Maybe the grief will hit one of these days. Right now I'm just in GO mode.

Thank you for the explanation of EI. Its something I will ask about when we visit the audiology dept next week.

Well, that would be profoundly deaf. Her aides will help some, but it would be unlikely that she would be able to hear and understand speech with the aides. The next thing that will be mentioned, after she receives her aids (and they do all that follow up testing) will be a cochlear implant. It is the generally accepted medical intervention for a profound hearing loss.

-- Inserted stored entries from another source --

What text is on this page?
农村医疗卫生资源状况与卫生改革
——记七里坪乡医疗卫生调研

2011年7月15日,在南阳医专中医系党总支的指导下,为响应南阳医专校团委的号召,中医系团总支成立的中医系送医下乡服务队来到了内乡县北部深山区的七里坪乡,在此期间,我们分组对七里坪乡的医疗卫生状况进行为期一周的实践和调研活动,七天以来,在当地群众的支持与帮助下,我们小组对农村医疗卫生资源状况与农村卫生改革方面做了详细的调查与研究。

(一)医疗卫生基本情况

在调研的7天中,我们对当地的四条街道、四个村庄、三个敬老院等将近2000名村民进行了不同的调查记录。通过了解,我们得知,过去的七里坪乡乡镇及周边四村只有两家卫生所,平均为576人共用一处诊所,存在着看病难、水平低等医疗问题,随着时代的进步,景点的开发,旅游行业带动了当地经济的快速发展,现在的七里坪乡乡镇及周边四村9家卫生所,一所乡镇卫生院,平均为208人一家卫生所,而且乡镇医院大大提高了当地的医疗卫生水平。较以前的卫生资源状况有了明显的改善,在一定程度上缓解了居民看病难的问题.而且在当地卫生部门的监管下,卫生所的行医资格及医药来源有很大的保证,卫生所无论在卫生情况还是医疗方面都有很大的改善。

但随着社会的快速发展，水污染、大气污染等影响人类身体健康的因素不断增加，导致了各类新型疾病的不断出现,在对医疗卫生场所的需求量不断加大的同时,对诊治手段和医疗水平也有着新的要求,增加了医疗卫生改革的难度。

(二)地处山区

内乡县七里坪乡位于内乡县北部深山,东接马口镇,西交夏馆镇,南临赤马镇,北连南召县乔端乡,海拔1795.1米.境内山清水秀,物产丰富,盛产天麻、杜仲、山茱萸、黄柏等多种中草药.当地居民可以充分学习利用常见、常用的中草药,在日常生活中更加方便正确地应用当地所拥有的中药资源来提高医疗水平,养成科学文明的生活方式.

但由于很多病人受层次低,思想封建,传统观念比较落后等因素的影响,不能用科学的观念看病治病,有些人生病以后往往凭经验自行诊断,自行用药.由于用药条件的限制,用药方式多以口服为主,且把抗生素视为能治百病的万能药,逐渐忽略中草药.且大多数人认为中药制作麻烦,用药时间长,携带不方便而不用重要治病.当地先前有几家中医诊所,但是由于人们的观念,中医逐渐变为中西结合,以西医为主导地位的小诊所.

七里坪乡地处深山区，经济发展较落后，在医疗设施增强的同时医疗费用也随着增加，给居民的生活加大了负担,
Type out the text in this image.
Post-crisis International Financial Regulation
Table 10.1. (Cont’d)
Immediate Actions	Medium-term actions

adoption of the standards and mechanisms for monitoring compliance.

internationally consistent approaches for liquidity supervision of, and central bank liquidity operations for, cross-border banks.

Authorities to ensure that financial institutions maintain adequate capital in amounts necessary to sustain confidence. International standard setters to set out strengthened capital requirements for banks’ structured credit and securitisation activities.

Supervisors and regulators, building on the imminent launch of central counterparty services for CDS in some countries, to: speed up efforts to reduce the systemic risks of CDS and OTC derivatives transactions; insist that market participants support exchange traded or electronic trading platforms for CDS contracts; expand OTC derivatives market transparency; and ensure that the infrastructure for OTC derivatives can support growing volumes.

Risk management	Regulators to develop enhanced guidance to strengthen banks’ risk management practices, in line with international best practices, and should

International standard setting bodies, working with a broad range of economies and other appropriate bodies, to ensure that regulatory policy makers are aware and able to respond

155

You may not greive. I cried once, but then I realized there are much worse things in life! My daughter (and yours, I'm sure!) is smart, healthy, amazing and deaf....and that is fine!
 

deafdyke

Well-Known Member
Her aides will help some, but it would be unlikely that she would be able to hear and understand speech with the aides.
Actually that's a bit inaccurate. Profound can mean anything from hearing 30% of speech words (unaided) on the spondee tests to absolutly NO response (even to enviromental sounds) with aids.
Definitly trial the aids. Don't panic. See if the aids work. You'll still have time for your daughter's listening abilty to develop. I know it may seem like all the docs adn experts make it seem like if a kid isn't aided/implanted optiminly the VERY SECOND they are dx with a hearing loss, they won't be able to acheive in life.
Many of us got our hearing aids as toddlers and we've done fine. The most important thing is Don't Panic.